Digital Banking

Up Close and Personal: The Future of Digital Banking

If banks feel disconnected from their customers, it’s because…they are. Banks, for, the most part, aren’t making personal connections with customers. But digital services, done right, can be the very same tool that narrows the gap between banks and customers. Banks can reclaim lost ground by offering personalized financial advice through digital initiatives. That’s what Forrester analyst Benjamin Ensor explained in a recent Personetics webinar Up Close and Personal: The Future of Digital Banking.

If banks feel disconnected from their customers, it’s because…they are. Banks, for, the most part, aren’t making personal connections with customers.

Even though online banking is a well-received service that saves patrons time and lets them make key banking transactions on their own, digital offerings have conversely allowed customers to not even step foot into their local branches. Bank tellers and other employees no longer see most customers. Longstanding personal relationships have thus gone the way of the $2 bill.

But digital services, done right, can be the very same tool that narrows the gap between banks and customers. Banks can reclaim lost ground by offering personalized financial advice through digital initiatives. That’s what Forrester analyst Benjamin Ensor explained in a recent Personetics webinar Up Close and Personal: The Future of Digital Banking.
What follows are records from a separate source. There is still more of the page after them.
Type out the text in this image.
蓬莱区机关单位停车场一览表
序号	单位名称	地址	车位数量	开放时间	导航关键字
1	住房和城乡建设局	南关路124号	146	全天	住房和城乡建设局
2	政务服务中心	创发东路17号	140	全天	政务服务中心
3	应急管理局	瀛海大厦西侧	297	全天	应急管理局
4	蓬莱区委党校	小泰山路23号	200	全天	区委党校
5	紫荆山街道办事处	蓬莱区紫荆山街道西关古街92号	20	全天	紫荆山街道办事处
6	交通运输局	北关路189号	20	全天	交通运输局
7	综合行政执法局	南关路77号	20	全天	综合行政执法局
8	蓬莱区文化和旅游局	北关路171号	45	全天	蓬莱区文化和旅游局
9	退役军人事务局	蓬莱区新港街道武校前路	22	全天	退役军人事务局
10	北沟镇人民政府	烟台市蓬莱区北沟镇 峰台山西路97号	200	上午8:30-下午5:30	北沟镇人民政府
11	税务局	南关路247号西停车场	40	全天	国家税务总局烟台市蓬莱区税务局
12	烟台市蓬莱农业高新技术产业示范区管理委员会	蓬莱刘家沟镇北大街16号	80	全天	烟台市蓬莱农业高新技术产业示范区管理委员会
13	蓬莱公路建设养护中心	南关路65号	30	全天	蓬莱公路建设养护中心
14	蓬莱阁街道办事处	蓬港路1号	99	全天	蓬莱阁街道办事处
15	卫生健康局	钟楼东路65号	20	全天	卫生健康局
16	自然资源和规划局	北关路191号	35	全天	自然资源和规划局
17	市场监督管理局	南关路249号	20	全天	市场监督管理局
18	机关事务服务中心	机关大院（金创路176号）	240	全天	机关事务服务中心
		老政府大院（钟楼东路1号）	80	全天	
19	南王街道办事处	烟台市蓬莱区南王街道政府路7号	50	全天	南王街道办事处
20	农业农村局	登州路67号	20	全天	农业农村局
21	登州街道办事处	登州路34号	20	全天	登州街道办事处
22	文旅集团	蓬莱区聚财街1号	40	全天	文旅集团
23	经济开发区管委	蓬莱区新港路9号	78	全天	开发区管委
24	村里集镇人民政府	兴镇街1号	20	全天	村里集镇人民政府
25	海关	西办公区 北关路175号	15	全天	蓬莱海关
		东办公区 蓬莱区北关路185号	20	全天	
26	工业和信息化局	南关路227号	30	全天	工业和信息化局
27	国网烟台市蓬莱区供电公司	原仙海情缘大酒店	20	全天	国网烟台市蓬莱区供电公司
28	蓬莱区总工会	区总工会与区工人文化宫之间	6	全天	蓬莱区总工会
Customers indeed find favor with electronic banking. They can make deposits, check balances and transfer money from anywhere and at any time. While those services have strengthened banks’ brands, they’ve done little to mend the personal disconnect they have with customers. Customers need financial help more than ever, Ensor says, and they’re not getting it from their banks.

While most people aren’t willing to pay for financial advice, according to a Forrester survey, they are willing to accept free advice. And that’s where banks can step in, Ensor contends. They need to develop capabilities that they can offer through existing digital channels to offer the kind of personalized advice that will make customers trust them and come back for more.

Barriers to Overcome

First, banks must overcome some barriers that currently prevent them from offering personalized money management assistance. Here are a few:

  • To give customers a complete and up-to-date view of a customer’s finances, banks need to overcome account aggregation deficiencies.
  • Banks need to master auto-categorization so that they can sort, to the micro level, customers’ transactions for them.
  • A lack of predictive analytical capabilities prevents banks from giving contextual advice.

Context is Key

The future of digital banking, Ensor says, is all about context. Banks need to take full advantage of the data they have about their customers: their banking preferences, past behavior, recent transactions, current location and merchants near them.

Banks can use this data to predict and understand the financial advice customers crave. As Ensor predicts, there will be a big difference between the banks that deliver exceptional personalized customer experiences and the banks that deliver only products and have no real understanding of customers.